Happy Warmth

With “Calypso,” we are introduced to Mr. Bloom, and with him to certain tones and qualities in Joyce’s writing which are, if not absent in his earlier work, then generally overwhelmed by more dominant flavors. Against the morbid spectacle of one dog investigating another’s carcass before Stephen’s eyes, Joyce sets the cozy and mundane domestic interaction of Bloom and his cat. “They call them stupid. They understand what we say better than we understand them. She understands all she wants to. Vindictive, too. Wonder what I look like to her. Height of a tower? No, she can jump me.” This is Bloom the philosopher of the everyday, sounding like Montaigne without knowing it: “When I play with my cat, who know if I am not a pastime to her more than she is to me?” Later we get his homespun version of Stephen’s reveries on matter and light: “Be a warm day I fancy. Specially in these black clothes feel it more. Black conducts, reflects (refracts is it?), the heat.” But these concerns are not to him what they are to Stephen. Instead, “His eyelids sank quietly often as he walked in happy warmth.”

To some extent, I feel the same way reading this episode. What is new in “Calypso” is this “happy warmth.” It is, of course, neither all happiness or all warmth. But is a relief to be in the company of Bloom after the invigorating yet tumultuous voyage through Stephen’s thoughts. In one fundamental way, Mr. Bloom is distinct from the Joycean protagonists who precede him: Joyce plainly feels affection for him, and wishes for us to feel the same. If in fact there is an attitude of affection toward any of the protagonists in Dubliners, it differs in both degree and kind from the the fondness, at least in this early chapter, evident in the descriptions of this vibrant yet quotidian thinker. And whatever emotions Joyce feels, whatever we are meant to feel, toward the various iterations of Stephen Dedalus – tenderness, admiration, annoyance, sympathy – they are probably not best described in terms of warmth. But Joyce, already in the few pages of our acquaintance with Mr. Bloom, has gone to great lengths to make him endearingly human, as accessible as Stephen is remote. This, and not merely the urge to shock or amuse, is Joyce’s reason for putting us on the toilet with his hero (for the climax of the episode, no less). It is as universal a part of human existence as one can find. By immersing us in this undignified reality of life, Joyce risks alienating his readers from the text in order to achieve precisely the opposite effect: endearing us to Leopold Bloom.

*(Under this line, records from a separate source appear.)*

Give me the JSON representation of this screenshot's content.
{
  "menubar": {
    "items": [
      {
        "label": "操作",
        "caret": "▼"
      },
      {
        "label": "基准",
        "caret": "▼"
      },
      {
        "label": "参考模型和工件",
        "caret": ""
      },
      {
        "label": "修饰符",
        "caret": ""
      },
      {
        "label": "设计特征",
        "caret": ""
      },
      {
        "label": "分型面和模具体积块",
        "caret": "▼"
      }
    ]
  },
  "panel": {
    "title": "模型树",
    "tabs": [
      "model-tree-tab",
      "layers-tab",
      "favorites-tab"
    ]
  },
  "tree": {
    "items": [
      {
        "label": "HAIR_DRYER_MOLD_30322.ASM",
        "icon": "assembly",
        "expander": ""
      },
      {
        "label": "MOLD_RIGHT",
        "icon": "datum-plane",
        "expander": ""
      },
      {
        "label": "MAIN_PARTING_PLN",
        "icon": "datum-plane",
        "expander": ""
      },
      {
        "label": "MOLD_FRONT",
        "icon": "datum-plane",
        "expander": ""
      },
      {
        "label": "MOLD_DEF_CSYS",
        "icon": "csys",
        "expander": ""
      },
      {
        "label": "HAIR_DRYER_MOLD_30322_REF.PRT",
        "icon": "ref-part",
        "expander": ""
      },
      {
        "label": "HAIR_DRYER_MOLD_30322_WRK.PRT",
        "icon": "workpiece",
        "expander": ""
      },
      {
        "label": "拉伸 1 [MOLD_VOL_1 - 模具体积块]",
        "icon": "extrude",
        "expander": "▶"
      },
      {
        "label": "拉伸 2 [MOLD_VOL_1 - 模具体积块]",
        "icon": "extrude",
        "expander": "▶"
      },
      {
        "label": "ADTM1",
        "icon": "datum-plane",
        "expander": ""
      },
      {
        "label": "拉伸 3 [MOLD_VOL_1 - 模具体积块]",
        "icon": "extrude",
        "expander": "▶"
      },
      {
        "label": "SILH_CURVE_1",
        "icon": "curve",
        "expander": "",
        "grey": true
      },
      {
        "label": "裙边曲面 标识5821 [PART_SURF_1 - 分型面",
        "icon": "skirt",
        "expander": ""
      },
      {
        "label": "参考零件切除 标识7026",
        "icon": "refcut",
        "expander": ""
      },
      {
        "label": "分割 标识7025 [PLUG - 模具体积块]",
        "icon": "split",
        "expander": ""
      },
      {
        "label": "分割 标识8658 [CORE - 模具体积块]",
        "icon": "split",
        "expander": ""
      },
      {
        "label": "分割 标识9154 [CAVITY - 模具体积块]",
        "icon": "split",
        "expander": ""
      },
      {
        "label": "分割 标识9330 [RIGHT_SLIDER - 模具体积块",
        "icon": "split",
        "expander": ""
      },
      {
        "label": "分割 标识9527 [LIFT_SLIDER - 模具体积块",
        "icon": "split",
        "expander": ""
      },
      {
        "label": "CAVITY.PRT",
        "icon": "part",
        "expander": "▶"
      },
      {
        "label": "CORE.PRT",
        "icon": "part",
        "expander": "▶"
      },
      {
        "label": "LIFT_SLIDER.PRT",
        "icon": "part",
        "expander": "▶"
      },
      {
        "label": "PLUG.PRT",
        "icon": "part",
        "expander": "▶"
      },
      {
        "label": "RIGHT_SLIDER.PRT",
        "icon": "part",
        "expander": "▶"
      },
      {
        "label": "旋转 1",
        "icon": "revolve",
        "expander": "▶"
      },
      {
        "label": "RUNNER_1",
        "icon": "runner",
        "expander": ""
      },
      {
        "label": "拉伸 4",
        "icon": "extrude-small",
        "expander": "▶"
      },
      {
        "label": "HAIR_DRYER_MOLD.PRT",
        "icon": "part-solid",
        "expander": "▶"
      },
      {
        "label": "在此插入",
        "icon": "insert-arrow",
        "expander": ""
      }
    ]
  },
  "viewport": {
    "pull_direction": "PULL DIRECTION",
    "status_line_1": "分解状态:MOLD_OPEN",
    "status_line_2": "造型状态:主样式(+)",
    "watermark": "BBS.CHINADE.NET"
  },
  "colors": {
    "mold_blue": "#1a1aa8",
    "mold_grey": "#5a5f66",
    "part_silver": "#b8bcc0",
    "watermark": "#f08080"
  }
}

Joyce’s method reminds me a bit of Chantal Akerman’s in her monumental film Jeanne Dielman, 23, quai du Commerce, 1080 Bruxelles, which observes in meticulous detail the routine of a single mother across three days: cooking, cleaning, bathing herself, performing other tasks. (It’s 201 minutes long.) Purely from this external behavior, we receive clues to a gradually increasing inner chaos. In one of my favorite scenes, Jeanne finds that her coffee tastes bad. She changes the milk, adds sugar, uses a filter. Nothing helps. From this minor but irresolvable annoyance, we deduce the fractures in her mental state. When Bloom burns the kidney, the obsessive subject of his morning so far, we perceive something similar. His conversation with Molly – specifically their discussion of “metempsychosis” – stirs something in him which distracts him from the one thing on his mind. It’s a subtle crack in the stability and ordinariness of his morning routine, and thus, in his consciousness, his life. It doesn’t take any foreknowledge to recognize from the text that happy warmth is not the prevailing feeling between Bloom and his wife. Even the episode’s title, “Calypso,” reveals to us the double nature of this relationship. Bloom’s residence is both a prison from which he departs this morning and a home to which he will return at night. Molly, I suppose, is both Calypso and Penelope. It is clear that all is not well for Mr. Bloom, but in this introduction to him, as he plays with his cat, eyes attractive women, savors his breakfast, and relieves himself, we can discern one way in which he is radically different from Stephen: he will make every effort to keep his mind off his troubles.



One thought on “Happy Warmth

  1. Will Boogert

    I agree that we are being invited to feel an affection for Leopold Bloom. It’s easy for the reader to imagine Bloom making breakfast for themselves, or to put themselves in the position of the cat to witness his peaceful fondness for it. And I also agree that the bathroom scene is meant to humanize him and make him seem more real. But I wonder if Joyce does this at any expense. What I mean is, I don’t take Joyce for the kind of writer who would have one character be the hero (Bloom) and polarize him against another character who is a more unlikable, cold semi-villain (Stephen). And I don’t think that’s the claim you’re making, but it will be important as we go along to look for the way in which the presence of Bloom illuminates the character of Stephen, and vice versa.